After quickly scanning the cemetery to make sure I wasn’t being watched, I pulled William’s arm from the bag, trying not gag at the combo of stiff skin and smushy stuff underneath. I wasn’t going to think about smushy stuff or the slight wriggling I could feel coming from the decomposing flesh. Maggots happen. It’s a fact of life.
I set the arm on top of the dirt, then sat back on my heels. I rubbed my shaking hands on my jeans, even though I knew the smell wouldn’t come off until I’d had a nice long shower. Man, I wished I’d thought to bring hand sanitizer! The whole Settler gig was so gross. No wonder I’d done my best to forget all the repulsive details.
Okay, okay, now I just had to relax and think. What was the command that would make the arm sink through the dirt to rejoin the rest of William? I closed my eyes and dug back through my mental files, searching for any spark of inspiration, but all I got was brain static. Brain static and a few images from the night of my attack—the red eyes, the graying teeth tearing through my pajamas, the feel of those strong hands gouging into—
“Errr!” I groaned through my tight jaw, eyes flying open.
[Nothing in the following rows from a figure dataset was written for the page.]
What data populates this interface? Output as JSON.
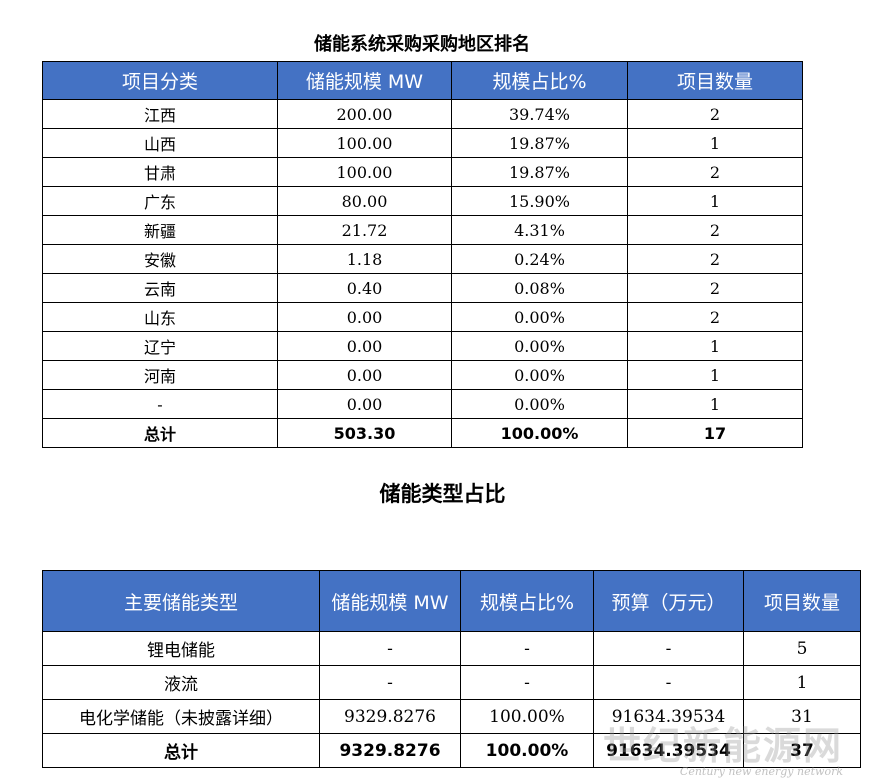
{
  "table1": {
    "title": "储能系统采购采购地区排名",
    "headers": [
      "项目分类",
      "储能规模 MW",
      "规模占比%",
      "项目数量"
    ],
    "rows": [
      [
        "江西",
        "200.00",
        "39.74%",
        "2"
      ],
      [
        "山西",
        "100.00",
        "19.87%",
        "1"
      ],
      [
        "甘肃",
        "100.00",
        "19.87%",
        "2"
      ],
      [
        "广东",
        "80.00",
        "15.90%",
        "1"
      ],
      [
        "新疆",
        "21.72",
        "4.31%",
        "2"
      ],
      [
        "安徽",
        "1.18",
        "0.24%",
        "2"
      ],
      [
        "云南",
        "0.40",
        "0.08%",
        "2"
      ],
      [
        "山东",
        "0.00",
        "0.00%",
        "2"
      ],
      [
        "辽宁",
        "0.00",
        "0.00%",
        "1"
      ],
      [
        "河南",
        "0.00",
        "0.00%",
        "1"
      ],
      [
        "-",
        "0.00",
        "0.00%",
        "1"
      ]
    ],
    "total": [
      "总计",
      "503.30",
      "100.00%",
      "17"
    ]
  },
  "table2": {
    "title": "储能类型占比",
    "headers": [
      "主要储能类型",
      "储能规模 MW",
      "规模占比%",
      "预算（万元）",
      "项目数量"
    ],
    "rows": [
      [
        "锂电储能",
        "-",
        "-",
        "-",
        "5"
      ],
      [
        "液流",
        "-",
        "-",
        "-",
        "1"
      ],
      [
        "电化学储能（未披露详细）",
        "9329.8276",
        "100.00%",
        "91634.39534",
        "31"
      ]
    ],
    "total": [
      "总计",
      "9329.8276",
      "100.00%",
      "91634.39534",
      "37"
    ]
  },
  "watermark": {
    "main": "世纪新能源网",
    "sub": "Century new energy network"
  },
  "colors": {
    "header_bg": "#4472c4",
    "header_text": "#ffffff"
  }
}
Why couldn’t I remember anything but those freaking Reanimated monsters? I was sure I’d known the second-stage dissolution spell at one point, even though I wasn’t supposed to have been studying those things until I was at least thirteen. What had happened to all those memories, to the mental files of the girl I’d been before the attack? In my dreams I always remembered the commands I should use to work the different spells, but by the time I woke up in the morning, they were gone.
Of course, it wasn’t like I’d been trying to stay current with the Settler lingo. The very opposite, in fact. And now I was going to pay for being in Denial with a capital
D
.
I could still remember bits and pieces of my former life and knew the basic stage-one Settler stuff my mom had made me stay fresh on for the last five years. But for the most part, I drew a big freaking mental blank where Settler lore was concerned. Which meant the only way I was getting rid of this dead person’s arm was the old-fashioned way.
I was going to have to dig. With my hands, because I. Didn’t. Bring. A. Shovel.
“Shit!” I cursed, grabbing a handful of grave dirt and flinging it at the arm.
“Nice language.”
I spun around, heart pounding, doing my best to hide the arm with my body as I checked out the guy who’d snuck up behind me. He was tall, but not Josh tall, and was dressed a little like one of the emo skaters who hung out near the Dairy Queen, his lean frame made even leaner by his fitted black jeans and striped sweater. His dark blond hair hung down over one eye, obscuring his face, but not so much I couldn’t tell he was totally hot.